If it's because of the Gateway I defined that is kind of not enabling this Pod
Or if I need to create the Storage Object using some custom HTTP configurations as can be seen on this reference:
https://googleapis.github.io/google-cloud-java/google-cloud-clients/apidocs/com/google/cloud/storage/StorageOptions.html#getDefaultHttpTransportOptions--
My knowledge of HTTPs and Secure conections is not very good, so maybe my lacking on concept on this area is making me not be able to see something obvious.
If some one have any idea on what maybe causing this, I would appreciate very much.
Solved it. It was really Istio.
I didn't know that we need a Service Entry resource to define what inbound and outbound calls OUTSIDE the mesh.
So, even that GCS is in the same project of the GKE, they are threated as completely separated services.

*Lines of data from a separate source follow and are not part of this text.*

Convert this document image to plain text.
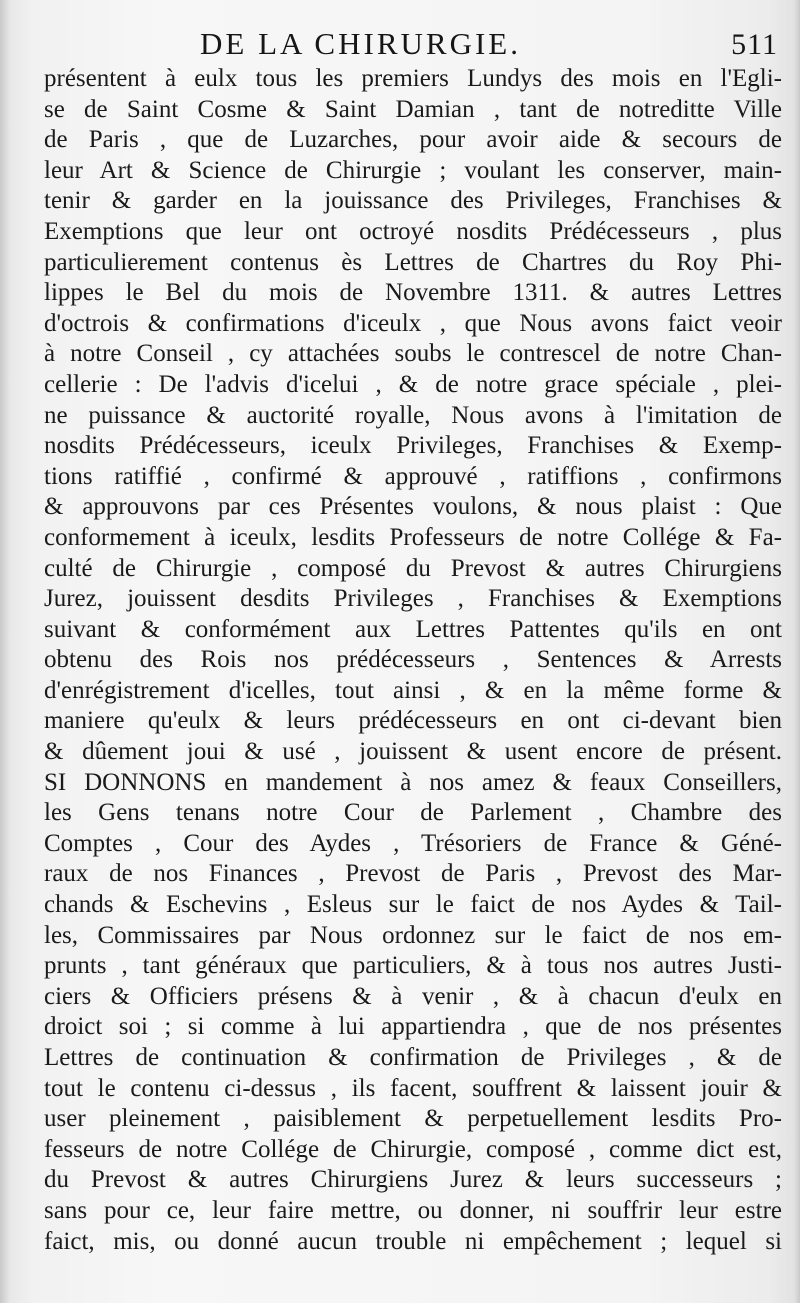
DE LA CHIRURGIE.	511
présentent à eulx tous les premiers Lundys des mois en l'Egli-
se de Saint Cosme & Saint Damian , tant de notreditte Ville
de Paris , que de Luzarches, pour avoir aide & secours de
leur Art & Science de Chirurgie ; voulant les conserver, main-
tenir & garder en la jouissance des Privileges, Franchises &
Exemptions que leur ont octroyé nosdits Prédécesseurs , plus
particulierement contenus ès Lettres de Chartres du Roy Phi-
lippes le Bel du mois de Novembre 1311. & autres Lettres
d'octrois & confirmations d'iceulx , que Nous avons faict veoir
à notre Conseil , cy attachées soubs le contrescel de notre Chan-
cellerie : De l'advis d'icelui , & de notre grace spéciale , plei-
ne puissance & auctorité royalle, Nous avons à l'imitation de
nosdits Prédécesseurs, iceulx Privileges, Franchises & Exemp-
tions ratiffié , confirmé & approuvé , ratiffions , confirmons
& approuvons par ces Présentes voulons, & nous plaist : Que
conformement à iceulx, lesdits Professeurs de notre Collége & Fa-
culté de Chirurgie , composé du Prevost & autres Chirurgiens
Jurez, jouissent desdits Privileges , Franchises & Exemptions
suivant & conformément aux Lettres Pattentes qu'ils en ont
obtenu des Rois nos prédécesseurs , Sentences & Arrests
d'enrégistrement d'icelles, tout ainsi , & en la même forme &
maniere qu'eulx & leurs prédécesseurs en ont ci-devant bien
& dûement joui & usé , jouissent & usent encore de présent.
SI DONNONS en mandement à nos amez & feaux Conseillers,
les Gens tenans notre Cour de Parlement , Chambre des
Comptes , Cour des Aydes , Trésoriers de France & Géné-
raux de nos Finances , Prevost de Paris , Prevost des Mar-
chands & Eschevins , Esleus sur le faict de nos Aydes & Tail-
les, Commissaires par Nous ordonnez sur le faict de nos em-
prunts , tant généraux que particuliers, & à tous nos autres Justi-
ciers & Officiers présens & à venir , & à chacun d'eulx en
droict soi ; si comme à lui appartiendra , que de nos présentes
Lettres de continuation & confirmation de Privileges , & de
tout le contenu ci-dessus , ils facent, souffrent & laissent jouir &
user pleinement , paisiblement & perpetuellement lesdits Pro-
fesseurs de notre Collége de Chirurgie, composé , comme dict est,
du Prevost & autres Chirurgiens Jurez & leurs successeurs ;
sans pour ce, leur faire mettre, ou donner, ni souffrir leur estre
faict, mis, ou donné aucun trouble ni empêchement ; lequel si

Just had to create it and everything worked fine:
apiVersion: networking.istio.io/v1alpha3
kind: ServiceEntry
metadata:
namespace: {{ cloud_app_namespace }}
name: external-google-api
spec:
hosts:
- "www.googleapis.com"
- "metadata.google.internal"
- "storage.googleapis.com"
location: MESH_EXTERNAL
ports:
- number: 443
name: https
protocol: HTTPS
- number: 80
name: http
protocol: HTTP
https://istio.io/docs/reference/config/networking/v1alpha3/service-entry/
EDIT
I have disabled the Istio Injection on the namespace I were deploying the applications, by simply using:
kubectl label namespace default istio-injection=disabled --overwrite
Then redeployed the application and tried a curl there, and it worked fine.
My doubt now is: I though Istio only intercept on it's gateway layer, and after that the message keeps untouched, but this is not what seems to be working. Apparently he embbed some SSL layer on the request that my application doesn't do/require.
So sould I need to change my application just to fit on the service mesh requirements?